The Two Inevitably Intertwine
With every member of Dimitri’s team being capable of writing at least very basic code (e.g., in bash), they’re able to stay agile and create a testing culture where no lines need to be drawn between manual and automated testing.
“Every now and then you need to automate routine activities.”
For example, you may have an output of 10 columns of text or numbers, and you only need two of them. To cut off the unwanted eight columns, you’d script something.
As opposed to automated testing, Dimitri would argue that what you’re actually doing in such a case is programmatically manipulating data – an action that is still manual.
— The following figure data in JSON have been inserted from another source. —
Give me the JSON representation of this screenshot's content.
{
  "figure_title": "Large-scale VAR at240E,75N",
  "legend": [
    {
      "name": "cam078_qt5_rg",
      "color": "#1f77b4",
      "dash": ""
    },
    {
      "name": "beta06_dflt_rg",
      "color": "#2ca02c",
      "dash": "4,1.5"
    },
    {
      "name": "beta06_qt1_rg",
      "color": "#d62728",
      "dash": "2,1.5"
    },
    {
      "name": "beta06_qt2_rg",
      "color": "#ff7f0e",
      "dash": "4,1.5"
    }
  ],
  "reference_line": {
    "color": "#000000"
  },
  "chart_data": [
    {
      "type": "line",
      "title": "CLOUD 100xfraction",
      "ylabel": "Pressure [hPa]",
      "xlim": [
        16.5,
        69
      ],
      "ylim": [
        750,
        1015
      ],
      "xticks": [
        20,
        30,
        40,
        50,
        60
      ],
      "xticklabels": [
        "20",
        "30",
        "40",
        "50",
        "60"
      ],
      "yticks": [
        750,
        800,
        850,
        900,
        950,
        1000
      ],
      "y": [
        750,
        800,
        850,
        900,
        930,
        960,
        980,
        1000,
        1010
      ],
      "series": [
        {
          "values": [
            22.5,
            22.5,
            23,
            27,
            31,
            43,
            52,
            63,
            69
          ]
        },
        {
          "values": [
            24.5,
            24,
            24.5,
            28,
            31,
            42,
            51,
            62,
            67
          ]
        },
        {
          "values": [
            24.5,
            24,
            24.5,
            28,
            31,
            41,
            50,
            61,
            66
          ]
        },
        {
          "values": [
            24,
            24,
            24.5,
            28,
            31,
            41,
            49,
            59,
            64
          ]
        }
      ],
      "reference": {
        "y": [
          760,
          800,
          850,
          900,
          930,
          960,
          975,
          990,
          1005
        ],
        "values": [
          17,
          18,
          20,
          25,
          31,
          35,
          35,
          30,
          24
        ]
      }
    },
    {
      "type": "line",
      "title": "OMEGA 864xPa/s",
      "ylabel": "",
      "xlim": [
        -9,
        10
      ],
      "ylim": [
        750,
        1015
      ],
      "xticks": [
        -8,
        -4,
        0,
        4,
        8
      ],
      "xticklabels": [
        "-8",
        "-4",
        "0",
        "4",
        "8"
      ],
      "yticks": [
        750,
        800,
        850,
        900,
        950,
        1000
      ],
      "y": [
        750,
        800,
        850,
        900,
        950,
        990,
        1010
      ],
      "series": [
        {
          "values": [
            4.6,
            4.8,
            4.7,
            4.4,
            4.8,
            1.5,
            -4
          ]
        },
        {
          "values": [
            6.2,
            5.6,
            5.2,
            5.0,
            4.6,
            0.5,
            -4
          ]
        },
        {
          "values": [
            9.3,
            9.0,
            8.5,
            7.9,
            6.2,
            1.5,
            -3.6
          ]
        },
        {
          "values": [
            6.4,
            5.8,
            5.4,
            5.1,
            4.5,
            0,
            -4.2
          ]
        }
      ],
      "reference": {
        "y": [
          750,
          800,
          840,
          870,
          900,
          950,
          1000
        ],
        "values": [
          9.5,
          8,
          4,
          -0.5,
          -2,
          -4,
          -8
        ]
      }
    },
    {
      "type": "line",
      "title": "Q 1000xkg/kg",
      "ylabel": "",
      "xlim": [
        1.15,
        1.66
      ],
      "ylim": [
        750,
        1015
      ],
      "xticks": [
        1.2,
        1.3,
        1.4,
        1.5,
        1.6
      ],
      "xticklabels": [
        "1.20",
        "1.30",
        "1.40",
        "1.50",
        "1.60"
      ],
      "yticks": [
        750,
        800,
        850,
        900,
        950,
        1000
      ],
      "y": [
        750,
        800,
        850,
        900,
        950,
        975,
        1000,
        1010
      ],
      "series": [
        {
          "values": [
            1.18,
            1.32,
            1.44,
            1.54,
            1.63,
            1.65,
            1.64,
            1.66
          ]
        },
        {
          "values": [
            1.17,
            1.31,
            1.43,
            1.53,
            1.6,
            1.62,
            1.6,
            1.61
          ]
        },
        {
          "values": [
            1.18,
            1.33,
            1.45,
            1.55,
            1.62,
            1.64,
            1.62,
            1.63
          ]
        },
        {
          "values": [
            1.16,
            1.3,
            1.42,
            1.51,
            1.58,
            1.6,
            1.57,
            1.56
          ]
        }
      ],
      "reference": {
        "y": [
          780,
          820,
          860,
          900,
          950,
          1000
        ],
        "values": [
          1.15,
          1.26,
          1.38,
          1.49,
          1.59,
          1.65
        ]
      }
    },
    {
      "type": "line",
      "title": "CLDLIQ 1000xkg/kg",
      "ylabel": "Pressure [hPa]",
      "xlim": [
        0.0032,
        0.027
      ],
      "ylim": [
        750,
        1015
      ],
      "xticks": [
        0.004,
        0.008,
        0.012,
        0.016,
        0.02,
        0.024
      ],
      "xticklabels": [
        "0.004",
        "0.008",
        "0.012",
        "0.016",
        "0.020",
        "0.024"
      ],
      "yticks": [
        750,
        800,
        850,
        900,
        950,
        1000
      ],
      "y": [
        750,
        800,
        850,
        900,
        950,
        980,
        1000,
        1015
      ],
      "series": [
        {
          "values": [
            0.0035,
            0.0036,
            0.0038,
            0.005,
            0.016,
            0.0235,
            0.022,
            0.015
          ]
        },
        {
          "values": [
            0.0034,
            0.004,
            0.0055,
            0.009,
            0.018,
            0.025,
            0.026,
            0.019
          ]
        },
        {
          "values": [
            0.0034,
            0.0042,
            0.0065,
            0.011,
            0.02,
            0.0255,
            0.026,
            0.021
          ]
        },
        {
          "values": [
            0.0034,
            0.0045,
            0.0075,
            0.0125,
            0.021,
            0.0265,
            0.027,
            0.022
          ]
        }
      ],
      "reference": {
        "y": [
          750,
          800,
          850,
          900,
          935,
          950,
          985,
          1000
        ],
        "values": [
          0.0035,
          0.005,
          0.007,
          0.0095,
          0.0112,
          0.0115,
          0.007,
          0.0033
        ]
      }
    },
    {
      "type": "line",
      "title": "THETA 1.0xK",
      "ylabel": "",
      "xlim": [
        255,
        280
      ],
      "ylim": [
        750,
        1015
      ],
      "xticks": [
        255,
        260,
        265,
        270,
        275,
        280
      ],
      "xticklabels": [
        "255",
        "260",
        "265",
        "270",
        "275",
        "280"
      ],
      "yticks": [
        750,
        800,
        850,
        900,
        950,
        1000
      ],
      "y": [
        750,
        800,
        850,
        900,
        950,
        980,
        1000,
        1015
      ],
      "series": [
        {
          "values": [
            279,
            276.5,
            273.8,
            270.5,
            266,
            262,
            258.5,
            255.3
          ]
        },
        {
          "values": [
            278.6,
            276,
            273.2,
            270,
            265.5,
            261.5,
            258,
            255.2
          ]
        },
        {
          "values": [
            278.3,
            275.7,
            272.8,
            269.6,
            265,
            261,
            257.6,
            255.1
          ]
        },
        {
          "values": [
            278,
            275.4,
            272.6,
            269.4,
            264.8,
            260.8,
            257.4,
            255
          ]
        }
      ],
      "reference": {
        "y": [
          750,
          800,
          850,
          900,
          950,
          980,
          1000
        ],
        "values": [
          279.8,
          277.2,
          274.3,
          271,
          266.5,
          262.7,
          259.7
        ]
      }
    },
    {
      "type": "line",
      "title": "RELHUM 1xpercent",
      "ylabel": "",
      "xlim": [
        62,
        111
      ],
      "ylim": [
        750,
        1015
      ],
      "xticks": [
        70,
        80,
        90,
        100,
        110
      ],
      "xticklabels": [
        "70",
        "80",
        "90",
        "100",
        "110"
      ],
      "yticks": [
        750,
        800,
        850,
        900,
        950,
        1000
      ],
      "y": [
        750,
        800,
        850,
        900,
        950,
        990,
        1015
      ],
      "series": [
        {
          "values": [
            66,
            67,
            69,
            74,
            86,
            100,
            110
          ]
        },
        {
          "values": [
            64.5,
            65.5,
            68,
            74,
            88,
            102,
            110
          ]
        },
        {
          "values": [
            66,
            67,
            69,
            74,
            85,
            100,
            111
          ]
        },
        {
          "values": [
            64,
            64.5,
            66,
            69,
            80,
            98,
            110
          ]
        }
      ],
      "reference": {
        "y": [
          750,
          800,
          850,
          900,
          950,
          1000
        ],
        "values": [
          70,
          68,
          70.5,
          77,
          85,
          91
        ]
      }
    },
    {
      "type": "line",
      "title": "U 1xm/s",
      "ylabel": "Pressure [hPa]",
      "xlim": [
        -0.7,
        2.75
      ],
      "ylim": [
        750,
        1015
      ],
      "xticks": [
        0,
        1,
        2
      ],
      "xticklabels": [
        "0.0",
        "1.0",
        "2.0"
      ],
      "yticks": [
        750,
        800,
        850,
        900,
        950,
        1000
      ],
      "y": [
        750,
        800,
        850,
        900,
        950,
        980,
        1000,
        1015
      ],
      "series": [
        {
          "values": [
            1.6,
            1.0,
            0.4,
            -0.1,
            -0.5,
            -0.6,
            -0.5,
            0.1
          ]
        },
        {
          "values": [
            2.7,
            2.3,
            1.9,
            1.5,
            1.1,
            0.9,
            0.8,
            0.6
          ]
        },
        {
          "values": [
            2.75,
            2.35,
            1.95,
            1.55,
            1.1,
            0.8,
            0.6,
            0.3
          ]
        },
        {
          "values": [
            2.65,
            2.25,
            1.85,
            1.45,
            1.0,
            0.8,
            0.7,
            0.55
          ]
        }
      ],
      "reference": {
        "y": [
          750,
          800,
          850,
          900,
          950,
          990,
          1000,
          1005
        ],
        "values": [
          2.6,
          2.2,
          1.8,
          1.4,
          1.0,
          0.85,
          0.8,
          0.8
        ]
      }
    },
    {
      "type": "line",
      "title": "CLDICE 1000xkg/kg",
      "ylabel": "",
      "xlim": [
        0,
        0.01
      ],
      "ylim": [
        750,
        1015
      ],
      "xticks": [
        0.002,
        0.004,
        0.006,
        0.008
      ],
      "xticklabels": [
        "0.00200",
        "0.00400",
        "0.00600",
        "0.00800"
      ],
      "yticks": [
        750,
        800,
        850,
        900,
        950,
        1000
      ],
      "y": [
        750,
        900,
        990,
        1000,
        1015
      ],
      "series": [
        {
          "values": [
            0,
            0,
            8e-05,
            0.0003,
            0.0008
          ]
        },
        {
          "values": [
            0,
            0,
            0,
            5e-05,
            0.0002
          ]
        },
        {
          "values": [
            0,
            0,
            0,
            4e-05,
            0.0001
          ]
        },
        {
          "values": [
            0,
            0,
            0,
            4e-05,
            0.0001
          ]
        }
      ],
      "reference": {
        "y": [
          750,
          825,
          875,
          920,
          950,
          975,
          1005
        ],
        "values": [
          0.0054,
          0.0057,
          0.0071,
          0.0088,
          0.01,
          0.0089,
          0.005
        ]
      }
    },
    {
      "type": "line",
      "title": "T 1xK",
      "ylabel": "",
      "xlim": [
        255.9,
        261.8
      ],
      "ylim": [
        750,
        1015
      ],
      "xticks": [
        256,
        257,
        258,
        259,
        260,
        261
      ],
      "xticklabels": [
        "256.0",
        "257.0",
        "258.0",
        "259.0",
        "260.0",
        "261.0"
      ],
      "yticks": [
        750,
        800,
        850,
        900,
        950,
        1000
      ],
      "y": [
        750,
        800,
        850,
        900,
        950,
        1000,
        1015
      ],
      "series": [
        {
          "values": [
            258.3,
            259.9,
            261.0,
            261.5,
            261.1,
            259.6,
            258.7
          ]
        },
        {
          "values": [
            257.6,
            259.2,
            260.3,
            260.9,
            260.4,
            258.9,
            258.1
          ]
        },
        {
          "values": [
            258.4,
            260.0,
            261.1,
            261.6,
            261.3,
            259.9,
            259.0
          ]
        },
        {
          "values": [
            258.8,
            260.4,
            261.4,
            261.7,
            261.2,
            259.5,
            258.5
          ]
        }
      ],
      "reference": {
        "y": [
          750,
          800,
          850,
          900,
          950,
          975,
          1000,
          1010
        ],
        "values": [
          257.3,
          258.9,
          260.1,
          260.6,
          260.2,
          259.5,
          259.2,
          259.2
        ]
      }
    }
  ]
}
“That's my bottom line. I don't think there is a firm boundary to be drawn anywhere between the words ‘automated’ and ‘manual’.”
Should A Tester Learn Automation Skills?
We’ve already talked about the growth of the automated testing market. Growth, for the most part, is usually a good indicator of demand for talent.
Breaking into the role of an automation engineer is challenging, and sometimes it might seem like more trouble than it’s worth. When there’s still a clear need for manual testing, what’s the point of your uprooting your current ways just to follow the trend?
For Dimitri, it depends highly on the area the candidate is working in and the rate of change happening in that area.
“Generally speaking, you automate your tests for an area that isn’t going to change much and you don’t expect any surprises from it. But whenever you’re testing new functionality, you don’t just drop everything and rush to automating tests on something that may change tomorrow. That would be twice as much work.”
Keeping your skills up to date is an absolute necessity in any line of work, and the software industry is certainly no exception. As the testing market moves more and more towards automated tests, it is clear that a tester must have at least a functional understanding of automated testing while never forgetting the core methodologies that make manual testing so effective.